Das Normalität produzierende Subjekt in der Novelle Klein und Wagner von Hermann Hesse


Hausarbeit (Hauptseminar), 2005

24 Seiten, Note: 1


Leseprobe


INHALT

1.Einleitung

2. der methodische Rahmen
2.1.Motivation der Herangehensweise
2.2. Protonormalismus und Flexibilitätsnormalismus
2.3. Die Diskursanalyse im methodischen Verhältnis
2.3.1. „Diskurs“
2.4.2. „normal“

3. Wandel und Auflösung
3.1. Klein und eine protonormalistische Strategie
3.2. Die Dynamik einer Ausgrenzung
3.3. Hauptsströmungen eines Auflösungsprozesses
3.4. Von Klein zu Wagner

4. Das Normalität produzierende Subjekt

5. Schlußbetrachtung

Literaturverzeichnis:

1.Einleitung

Die Novelle Klein und Wagner von Hermann Hesse setzt mit der Beschreibung einer erfolgten Grenzüberschreitung (7)[1] der Hauptfigur Klein ein. Es handelt sich hierbei wohl um das Passieren der italienischen Grenze auf einer Zugfahrt. Gleichzeitig markiert diese Grenzüberschreitung jedoch eine biographische Grenze im Leben Kleins, der sich auf einer Reise befindet, welche alle üblichen Anzeichen einer Flucht trägt. (8)
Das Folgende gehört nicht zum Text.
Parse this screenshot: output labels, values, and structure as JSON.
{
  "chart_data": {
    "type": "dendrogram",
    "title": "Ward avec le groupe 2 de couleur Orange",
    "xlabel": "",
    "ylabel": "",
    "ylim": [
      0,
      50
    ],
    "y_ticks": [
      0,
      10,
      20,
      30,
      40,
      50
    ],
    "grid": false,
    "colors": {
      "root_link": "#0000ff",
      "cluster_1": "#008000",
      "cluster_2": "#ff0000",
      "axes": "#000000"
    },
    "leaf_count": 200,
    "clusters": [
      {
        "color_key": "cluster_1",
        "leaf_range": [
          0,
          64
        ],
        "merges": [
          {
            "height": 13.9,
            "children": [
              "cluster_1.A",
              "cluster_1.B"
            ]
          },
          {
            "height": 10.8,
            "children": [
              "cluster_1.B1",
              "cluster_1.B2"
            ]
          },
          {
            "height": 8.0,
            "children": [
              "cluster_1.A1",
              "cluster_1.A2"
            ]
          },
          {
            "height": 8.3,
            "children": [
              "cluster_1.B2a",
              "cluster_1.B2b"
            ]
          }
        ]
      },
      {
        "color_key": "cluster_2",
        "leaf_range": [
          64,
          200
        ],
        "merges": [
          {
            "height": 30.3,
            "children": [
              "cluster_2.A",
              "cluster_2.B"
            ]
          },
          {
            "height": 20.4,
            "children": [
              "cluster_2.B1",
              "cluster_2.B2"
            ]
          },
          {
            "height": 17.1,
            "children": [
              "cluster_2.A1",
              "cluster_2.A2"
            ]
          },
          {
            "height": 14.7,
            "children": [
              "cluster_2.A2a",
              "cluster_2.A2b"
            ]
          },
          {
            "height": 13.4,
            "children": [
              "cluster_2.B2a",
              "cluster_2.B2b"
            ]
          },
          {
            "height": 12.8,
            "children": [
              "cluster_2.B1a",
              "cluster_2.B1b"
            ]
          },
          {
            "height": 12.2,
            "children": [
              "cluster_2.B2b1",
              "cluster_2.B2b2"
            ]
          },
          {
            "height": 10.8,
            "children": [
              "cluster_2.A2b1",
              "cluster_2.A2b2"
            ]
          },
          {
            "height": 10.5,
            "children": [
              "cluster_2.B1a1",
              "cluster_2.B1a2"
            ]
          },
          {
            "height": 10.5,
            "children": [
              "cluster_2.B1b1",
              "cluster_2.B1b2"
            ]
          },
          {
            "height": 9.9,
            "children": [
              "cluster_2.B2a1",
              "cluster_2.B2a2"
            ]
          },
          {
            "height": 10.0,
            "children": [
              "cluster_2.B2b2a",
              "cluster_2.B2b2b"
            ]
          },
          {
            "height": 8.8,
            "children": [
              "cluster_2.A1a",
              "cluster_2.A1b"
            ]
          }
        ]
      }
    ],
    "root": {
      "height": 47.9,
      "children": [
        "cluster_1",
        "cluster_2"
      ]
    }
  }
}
Ich möchte in dieser Arbeit die Novelle in den Kontext der Normalitätsproblematik stellen. Die Zuschreibung einer mehr als örtlich bestimmten Grenzüberschreitung im ersten Satz des Textes soll hierbei der Ausgangspunkt sein. Der Weg des Protagonisten, der sich von diesem Punkt aus fortsetzt, soll Gegenstand meiner Untersuchung sein, und zwar unter dem Aspekt und im Kontext von Normalitätsdiskursen. Dies bedeutet, dass die Vorstellungen und Praktiken von Ein- und Ausgrenzung in der Novelle, deren Zusammenhang mit dem diskursiven Kontext und deren Position in diesem Kontext Gegenstand meiner Überlegungen sind.
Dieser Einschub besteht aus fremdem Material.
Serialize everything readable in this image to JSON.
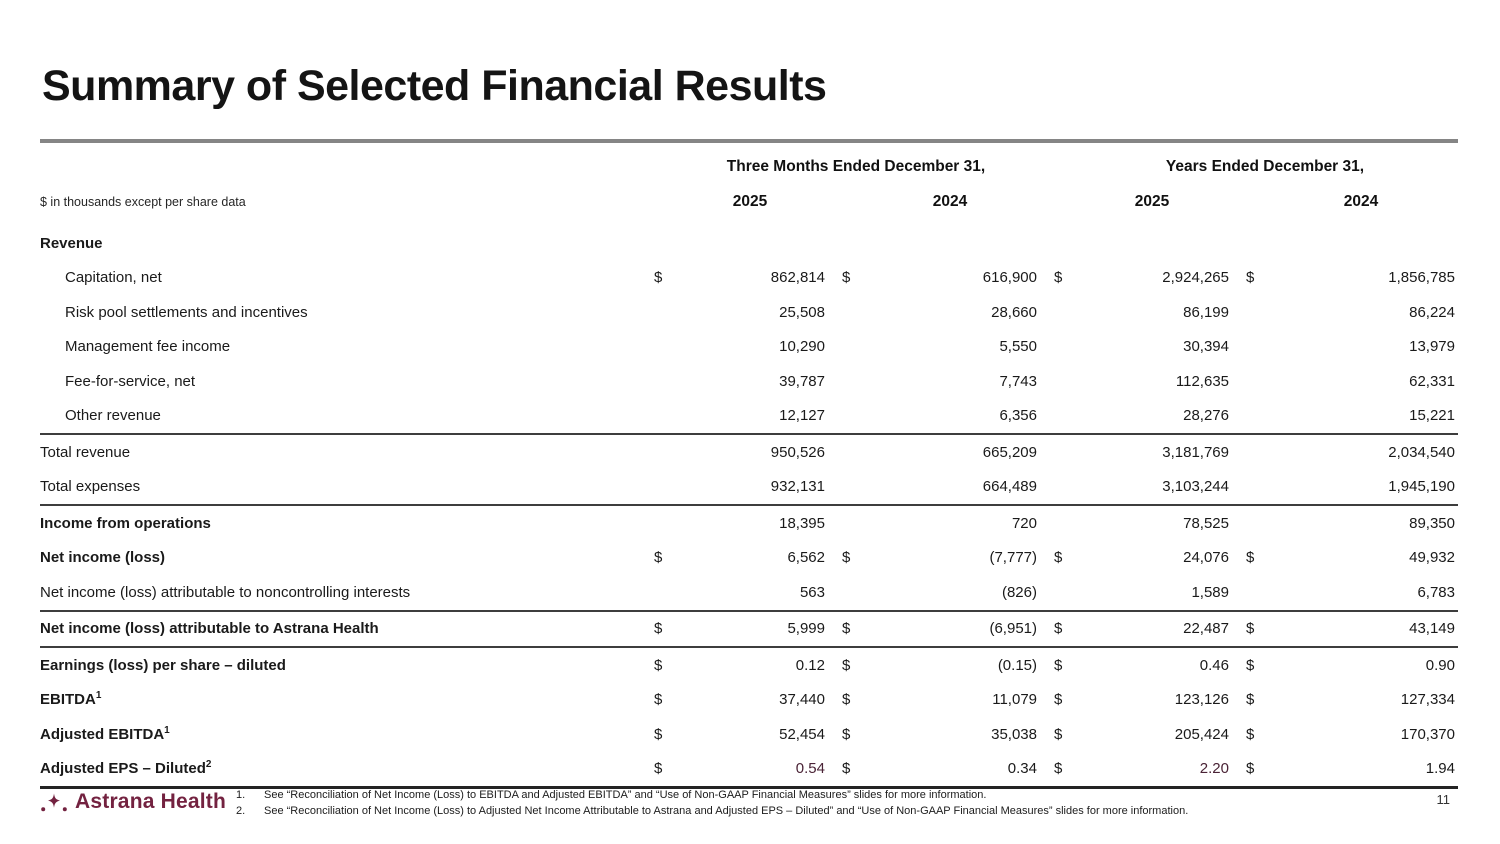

In einem ersten Schritt soll somit der Frage nach Möglichkeiten einer Zuordnung und einer Analyse der Systematik, deren Auflösung durch besagte Grenzüberschreitung beginnt, gestellt werden. Die Beantwortung dieser Frage gliedert sich erstens in die Erläuterung, worin die Motivation zur Beschäftigung mit dem Ansatz Jürgen Links zu normalisierenden Strategien gesehen wird[2]. Zweitens wird auf dessen Unterscheidung in Protonormalismus und Flexibilitätsnormalismus eingegangen. In einem dritten Schritt wird schließlich der Bezug zur Diskursanalyse im Allgemeinen hergestellt, wodurch die Erkenntnismöglichkeiten und Prinzipien des Vorgehens im weiteren auch auf diese Weise klar gefasst werden sollen, bevor die Entwicklung im Laufe der Novelle und deren Positionierung in einem Diskurs der Normalität behandelt werden kann.

In einem zweiten Schritt wird der Versuch unternommen, Parallelen im Denken Kleins zu Beginn der Novelle zum Protonormalismus Links aufzuzeigen. Daraufhin soll die Dynamik verfolgt werden, welche durch den bewussten Versuch, eine nicht nur physische sondern auch biographische Grenze zu überschreiten, entsteht. Hier stehen einerseits die unterschiedlichen Versuche Kleins im Vordergrund, welche dazu dienen soll den Platz eines vormals funktionierenden Selbst- und Weltverständnisses einzunehmen und anderseits die Dialektik der beiden Figuren Klein und Wagner. Durch das Aufzeigen der unterschiedlichen Aspekte des Spannungsverhältnisses der Normalitätsproblematik in der Novelle soll deren diskursiver Beitrag und die Entwicklung dieses Spannungsverhältnisses greifbar werden.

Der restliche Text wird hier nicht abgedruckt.